Saturday 17 September 2016

In And Around Castle Afon

A bannister carved like a snake;
spacious rooms;
reptile-skin carpets;
mounted animal skulls;
crimson-draped walls;
balcony view of garden and Ardaig;
garden reminiscent of Japanese;
gray stone buildings;
fantastic turrets and battlements;
estates on the hills;
high modern buildings on the bay;
cargo ships and a jet;
nonessential traffic banned in this sacred Old Quarter.

Falkayn finds the decor disquieting but is by now well accustomed to alienness. As I have mentioned before, he remains perfectly relaxed while conversing with bizarrely shaped beings.

In this post, I have summarized two paragraphs of "Day of Burning." I suspect that Poul Anderson imagined all these details from the carved snake bannister to the sacred Old Quarter while writing these paragraphs and that we as readers usually forget them as soon as we move on to the dialogue between Falkayn and his servant.

1 comment:

Sean M. Brooks said...

Kaor, Paul!

I wonder how WE would do, confronted face to face with non human intelligent beings from other planets? I hope my reaction would be fascinated interest with just a touch of caution! And that I would not panic!

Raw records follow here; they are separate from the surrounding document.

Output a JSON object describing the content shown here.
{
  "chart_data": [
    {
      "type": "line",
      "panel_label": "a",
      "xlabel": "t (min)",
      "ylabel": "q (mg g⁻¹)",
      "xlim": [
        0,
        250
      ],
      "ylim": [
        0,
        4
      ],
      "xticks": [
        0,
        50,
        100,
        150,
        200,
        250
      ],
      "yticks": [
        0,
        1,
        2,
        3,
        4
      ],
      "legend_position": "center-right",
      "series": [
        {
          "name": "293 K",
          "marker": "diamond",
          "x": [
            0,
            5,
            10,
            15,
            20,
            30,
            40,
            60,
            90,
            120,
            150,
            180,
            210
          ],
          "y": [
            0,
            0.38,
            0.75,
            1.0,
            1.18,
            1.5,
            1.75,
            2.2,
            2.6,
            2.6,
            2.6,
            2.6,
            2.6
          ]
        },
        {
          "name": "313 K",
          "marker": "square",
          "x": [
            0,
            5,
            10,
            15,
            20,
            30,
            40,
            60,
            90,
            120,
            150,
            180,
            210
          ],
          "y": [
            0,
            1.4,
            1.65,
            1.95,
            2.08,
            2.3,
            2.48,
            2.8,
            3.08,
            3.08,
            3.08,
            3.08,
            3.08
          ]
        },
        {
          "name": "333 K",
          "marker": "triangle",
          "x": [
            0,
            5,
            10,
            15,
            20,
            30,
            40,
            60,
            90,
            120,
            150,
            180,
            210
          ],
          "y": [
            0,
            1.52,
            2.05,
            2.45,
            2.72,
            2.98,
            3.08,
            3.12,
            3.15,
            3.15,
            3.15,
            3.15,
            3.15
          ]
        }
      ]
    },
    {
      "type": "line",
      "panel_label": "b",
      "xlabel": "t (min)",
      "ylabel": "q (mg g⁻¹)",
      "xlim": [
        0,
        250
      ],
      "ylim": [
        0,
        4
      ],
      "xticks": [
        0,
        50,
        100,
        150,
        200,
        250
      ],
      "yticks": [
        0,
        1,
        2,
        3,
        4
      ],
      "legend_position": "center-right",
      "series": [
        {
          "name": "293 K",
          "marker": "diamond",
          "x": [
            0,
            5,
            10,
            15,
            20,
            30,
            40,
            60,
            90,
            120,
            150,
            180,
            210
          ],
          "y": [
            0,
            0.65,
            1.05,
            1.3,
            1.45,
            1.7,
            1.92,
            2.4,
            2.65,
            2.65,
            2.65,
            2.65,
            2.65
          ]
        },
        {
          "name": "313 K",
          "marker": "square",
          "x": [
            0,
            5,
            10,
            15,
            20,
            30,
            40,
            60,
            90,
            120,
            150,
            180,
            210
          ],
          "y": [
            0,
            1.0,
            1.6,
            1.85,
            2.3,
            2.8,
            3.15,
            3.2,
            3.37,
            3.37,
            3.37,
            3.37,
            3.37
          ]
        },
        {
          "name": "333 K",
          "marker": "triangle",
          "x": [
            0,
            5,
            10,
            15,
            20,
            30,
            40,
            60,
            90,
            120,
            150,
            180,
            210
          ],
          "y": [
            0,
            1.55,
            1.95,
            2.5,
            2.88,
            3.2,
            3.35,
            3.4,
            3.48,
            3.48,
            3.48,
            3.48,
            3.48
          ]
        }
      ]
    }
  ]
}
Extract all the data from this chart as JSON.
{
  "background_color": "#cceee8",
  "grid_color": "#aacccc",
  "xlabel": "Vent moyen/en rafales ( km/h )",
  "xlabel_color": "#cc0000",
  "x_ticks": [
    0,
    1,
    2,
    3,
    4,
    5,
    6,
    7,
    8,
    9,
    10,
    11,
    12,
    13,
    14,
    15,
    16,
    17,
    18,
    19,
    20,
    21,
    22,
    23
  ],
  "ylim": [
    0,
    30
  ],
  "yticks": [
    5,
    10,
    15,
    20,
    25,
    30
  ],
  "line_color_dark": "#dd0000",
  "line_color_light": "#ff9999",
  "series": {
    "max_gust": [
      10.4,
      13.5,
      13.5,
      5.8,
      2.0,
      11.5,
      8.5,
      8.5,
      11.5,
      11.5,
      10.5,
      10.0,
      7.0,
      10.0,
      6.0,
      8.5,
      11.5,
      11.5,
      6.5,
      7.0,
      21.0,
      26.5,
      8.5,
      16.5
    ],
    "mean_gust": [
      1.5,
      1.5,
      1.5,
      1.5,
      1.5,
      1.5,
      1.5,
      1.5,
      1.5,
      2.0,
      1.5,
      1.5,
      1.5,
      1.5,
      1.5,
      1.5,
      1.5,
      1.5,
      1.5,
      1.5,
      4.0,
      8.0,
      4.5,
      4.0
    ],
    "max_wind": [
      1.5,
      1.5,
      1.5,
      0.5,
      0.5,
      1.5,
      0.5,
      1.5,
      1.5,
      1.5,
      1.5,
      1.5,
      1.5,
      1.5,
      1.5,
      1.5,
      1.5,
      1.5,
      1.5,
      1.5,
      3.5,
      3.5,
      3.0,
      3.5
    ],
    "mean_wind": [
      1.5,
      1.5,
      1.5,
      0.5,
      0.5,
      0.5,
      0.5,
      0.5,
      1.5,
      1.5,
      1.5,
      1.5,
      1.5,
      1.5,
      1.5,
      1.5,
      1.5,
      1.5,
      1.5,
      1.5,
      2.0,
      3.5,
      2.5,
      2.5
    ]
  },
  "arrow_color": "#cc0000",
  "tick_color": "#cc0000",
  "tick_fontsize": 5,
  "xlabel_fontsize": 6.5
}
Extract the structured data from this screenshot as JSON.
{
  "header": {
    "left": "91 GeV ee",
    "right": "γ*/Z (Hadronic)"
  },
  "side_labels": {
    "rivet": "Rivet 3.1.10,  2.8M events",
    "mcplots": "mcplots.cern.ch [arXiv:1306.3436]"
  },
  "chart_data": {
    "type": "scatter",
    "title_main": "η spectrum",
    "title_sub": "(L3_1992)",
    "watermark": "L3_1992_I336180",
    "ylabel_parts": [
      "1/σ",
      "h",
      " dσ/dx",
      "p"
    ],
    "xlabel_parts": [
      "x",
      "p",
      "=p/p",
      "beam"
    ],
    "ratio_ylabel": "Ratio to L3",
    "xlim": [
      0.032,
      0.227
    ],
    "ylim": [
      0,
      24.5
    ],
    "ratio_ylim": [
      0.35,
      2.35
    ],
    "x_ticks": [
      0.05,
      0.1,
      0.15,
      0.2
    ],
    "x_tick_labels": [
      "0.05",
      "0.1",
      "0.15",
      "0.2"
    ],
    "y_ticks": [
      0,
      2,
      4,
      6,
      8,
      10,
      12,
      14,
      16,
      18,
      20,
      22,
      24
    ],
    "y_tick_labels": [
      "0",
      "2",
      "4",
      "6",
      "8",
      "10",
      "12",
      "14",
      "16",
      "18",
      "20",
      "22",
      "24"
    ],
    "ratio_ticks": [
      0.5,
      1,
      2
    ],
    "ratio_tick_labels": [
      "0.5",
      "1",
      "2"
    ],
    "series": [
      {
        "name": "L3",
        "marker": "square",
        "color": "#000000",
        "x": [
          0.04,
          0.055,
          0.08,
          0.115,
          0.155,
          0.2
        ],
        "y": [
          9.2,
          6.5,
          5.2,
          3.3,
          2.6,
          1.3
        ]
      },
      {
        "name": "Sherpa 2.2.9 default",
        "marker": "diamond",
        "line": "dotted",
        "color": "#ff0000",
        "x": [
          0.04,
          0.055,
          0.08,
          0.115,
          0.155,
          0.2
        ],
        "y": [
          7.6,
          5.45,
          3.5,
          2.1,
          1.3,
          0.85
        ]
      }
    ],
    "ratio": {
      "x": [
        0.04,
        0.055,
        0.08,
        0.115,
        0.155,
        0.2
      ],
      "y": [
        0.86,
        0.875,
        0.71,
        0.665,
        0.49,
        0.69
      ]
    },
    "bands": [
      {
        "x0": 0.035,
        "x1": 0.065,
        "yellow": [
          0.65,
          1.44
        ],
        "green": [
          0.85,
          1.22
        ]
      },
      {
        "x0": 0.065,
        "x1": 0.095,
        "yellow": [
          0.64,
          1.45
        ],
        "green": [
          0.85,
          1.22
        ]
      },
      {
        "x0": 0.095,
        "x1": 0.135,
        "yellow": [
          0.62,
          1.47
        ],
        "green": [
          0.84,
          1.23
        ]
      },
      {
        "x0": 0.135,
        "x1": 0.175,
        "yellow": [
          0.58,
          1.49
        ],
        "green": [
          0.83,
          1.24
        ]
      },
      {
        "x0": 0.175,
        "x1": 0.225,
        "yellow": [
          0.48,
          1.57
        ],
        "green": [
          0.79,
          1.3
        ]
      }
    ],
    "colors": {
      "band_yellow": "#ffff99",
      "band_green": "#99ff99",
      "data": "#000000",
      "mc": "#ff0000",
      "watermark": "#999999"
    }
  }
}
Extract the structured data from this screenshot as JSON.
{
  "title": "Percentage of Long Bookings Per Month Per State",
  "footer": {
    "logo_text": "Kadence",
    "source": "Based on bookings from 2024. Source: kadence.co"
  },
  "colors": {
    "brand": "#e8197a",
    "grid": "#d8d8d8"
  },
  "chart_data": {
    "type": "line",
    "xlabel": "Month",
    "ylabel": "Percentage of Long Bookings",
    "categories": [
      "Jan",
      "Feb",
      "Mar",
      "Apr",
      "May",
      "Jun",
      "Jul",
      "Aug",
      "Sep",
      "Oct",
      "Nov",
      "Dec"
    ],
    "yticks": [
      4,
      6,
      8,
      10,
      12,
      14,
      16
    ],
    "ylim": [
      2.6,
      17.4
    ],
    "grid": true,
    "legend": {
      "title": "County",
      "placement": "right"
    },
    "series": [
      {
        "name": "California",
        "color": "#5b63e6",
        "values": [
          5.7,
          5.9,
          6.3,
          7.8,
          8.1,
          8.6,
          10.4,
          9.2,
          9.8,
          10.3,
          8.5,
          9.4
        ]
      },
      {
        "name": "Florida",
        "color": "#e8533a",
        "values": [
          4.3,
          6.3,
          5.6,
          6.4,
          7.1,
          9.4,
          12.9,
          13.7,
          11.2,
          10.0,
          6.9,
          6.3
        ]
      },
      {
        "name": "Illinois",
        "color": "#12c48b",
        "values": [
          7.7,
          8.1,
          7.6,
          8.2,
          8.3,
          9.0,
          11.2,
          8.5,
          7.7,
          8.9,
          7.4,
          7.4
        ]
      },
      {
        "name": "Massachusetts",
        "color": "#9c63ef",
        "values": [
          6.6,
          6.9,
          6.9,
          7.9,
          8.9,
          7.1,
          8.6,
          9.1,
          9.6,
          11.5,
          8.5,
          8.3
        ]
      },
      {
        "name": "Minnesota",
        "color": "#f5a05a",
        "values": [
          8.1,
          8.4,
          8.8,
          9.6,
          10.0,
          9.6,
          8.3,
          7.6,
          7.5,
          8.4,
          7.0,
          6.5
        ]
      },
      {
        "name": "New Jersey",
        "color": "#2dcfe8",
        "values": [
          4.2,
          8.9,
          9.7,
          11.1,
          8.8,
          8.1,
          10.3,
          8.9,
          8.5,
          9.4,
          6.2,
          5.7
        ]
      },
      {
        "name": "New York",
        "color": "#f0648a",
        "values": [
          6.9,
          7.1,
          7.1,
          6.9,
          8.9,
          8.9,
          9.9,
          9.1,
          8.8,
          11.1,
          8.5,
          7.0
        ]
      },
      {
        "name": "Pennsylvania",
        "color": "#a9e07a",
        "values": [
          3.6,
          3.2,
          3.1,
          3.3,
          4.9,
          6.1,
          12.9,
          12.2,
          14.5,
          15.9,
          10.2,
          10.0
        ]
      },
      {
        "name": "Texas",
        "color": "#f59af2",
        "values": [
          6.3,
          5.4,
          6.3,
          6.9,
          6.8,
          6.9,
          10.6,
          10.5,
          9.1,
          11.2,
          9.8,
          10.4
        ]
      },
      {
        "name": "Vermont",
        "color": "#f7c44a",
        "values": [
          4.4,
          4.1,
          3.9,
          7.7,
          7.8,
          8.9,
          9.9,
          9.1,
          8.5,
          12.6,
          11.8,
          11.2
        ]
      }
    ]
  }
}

I'm one of those persons who actually hopes to see a real UFO! Such as my partial namesake in "Peek! I See You!"

Commenting on your last paragraph. True, we readers DO tend to overlook interesting details like the carved banister. It's one of Anderson's trademarks as a skilled writer that he nonetheless puts in such details--because they add nuance, depth, even verisimilitude to the stories he writes. Writers who don't bother much about backgrounds tend to be flat and colorless.